The $1.5 million was evenly split between the main library and the Waikiki-Kapahulu branch. Spencer said the main site has spent some of its share updating computers and plans to create a homework center for children.
"I understand he liked kids, so that will be nice," she said.
The Waikiki Library has used $100,000 for renovations, making facilities accessible to people with disabilities, refinishing tables and replacing about 70 chairs "that dated from the time the library was built in 1952," said Stephanie Strickland, branch manager.
Bobby Bouneff, who was Holfman's lawyer for a decade, said Holfman left the bulk of his estate to the two Hawaii libraries and two Northern California entities, one a religious institute and the other a housing project.

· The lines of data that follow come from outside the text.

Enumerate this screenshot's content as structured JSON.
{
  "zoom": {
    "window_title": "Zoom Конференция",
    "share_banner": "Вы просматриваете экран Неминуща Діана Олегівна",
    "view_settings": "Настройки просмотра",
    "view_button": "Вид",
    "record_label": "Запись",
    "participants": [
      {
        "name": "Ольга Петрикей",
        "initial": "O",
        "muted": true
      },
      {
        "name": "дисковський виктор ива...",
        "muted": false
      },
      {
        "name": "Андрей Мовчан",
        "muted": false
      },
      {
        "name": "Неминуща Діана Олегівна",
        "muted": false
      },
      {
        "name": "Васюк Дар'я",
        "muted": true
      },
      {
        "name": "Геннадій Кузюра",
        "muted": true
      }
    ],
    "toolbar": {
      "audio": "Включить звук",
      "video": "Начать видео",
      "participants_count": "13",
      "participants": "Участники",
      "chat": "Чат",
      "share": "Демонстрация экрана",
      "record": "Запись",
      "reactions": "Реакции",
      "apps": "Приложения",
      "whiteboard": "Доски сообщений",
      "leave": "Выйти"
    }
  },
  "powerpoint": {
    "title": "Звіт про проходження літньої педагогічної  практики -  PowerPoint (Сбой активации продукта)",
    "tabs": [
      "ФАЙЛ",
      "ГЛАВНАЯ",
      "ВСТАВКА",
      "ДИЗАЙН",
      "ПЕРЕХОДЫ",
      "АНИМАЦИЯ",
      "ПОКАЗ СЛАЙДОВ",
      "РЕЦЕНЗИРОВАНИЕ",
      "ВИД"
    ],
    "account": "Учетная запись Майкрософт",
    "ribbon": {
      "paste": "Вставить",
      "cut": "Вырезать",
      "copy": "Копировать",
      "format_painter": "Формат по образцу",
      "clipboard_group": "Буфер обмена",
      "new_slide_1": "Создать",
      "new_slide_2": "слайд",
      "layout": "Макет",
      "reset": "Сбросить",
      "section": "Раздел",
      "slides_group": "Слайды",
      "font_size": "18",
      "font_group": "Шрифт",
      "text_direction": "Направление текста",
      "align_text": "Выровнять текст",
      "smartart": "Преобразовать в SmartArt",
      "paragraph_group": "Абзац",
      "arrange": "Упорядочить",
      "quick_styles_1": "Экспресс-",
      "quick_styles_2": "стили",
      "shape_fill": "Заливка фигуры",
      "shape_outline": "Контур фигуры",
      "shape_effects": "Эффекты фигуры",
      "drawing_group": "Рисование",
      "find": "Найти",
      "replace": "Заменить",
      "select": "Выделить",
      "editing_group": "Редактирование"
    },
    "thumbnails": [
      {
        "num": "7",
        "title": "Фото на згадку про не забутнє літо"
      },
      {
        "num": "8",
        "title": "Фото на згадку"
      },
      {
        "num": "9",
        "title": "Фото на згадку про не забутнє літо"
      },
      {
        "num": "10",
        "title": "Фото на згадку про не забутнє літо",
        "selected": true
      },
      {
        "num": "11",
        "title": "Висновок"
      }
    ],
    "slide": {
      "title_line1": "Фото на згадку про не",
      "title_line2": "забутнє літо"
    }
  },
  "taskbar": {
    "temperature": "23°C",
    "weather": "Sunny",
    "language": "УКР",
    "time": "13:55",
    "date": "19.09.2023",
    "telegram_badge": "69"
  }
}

Bouneff said Holfman's will also "provided that he (leave) certain small legacies to a great number of people, including me. He left me $10,000."
Holfman came from an influential family in Portland, Ore.
"Kenneth was especially fond of libraries," Bouneff said, surmising that as a shy child, libraries provided a sanctuary that opened the world to him. "During his lifetime he gave sizable chunks to the University of California-Berkeley library and $50,000 to the Multnomah County library in Oregon."
Caroline Dvojacki, executive director of Friends of the Library of Hawaii, called the gift "unsolicited, out of the sky and incredibly wonderful."
She said the last time the library saw such a sizable donation was in 1931 when Andrew Carnegie donated $100,000 to build the Hawaii State Library.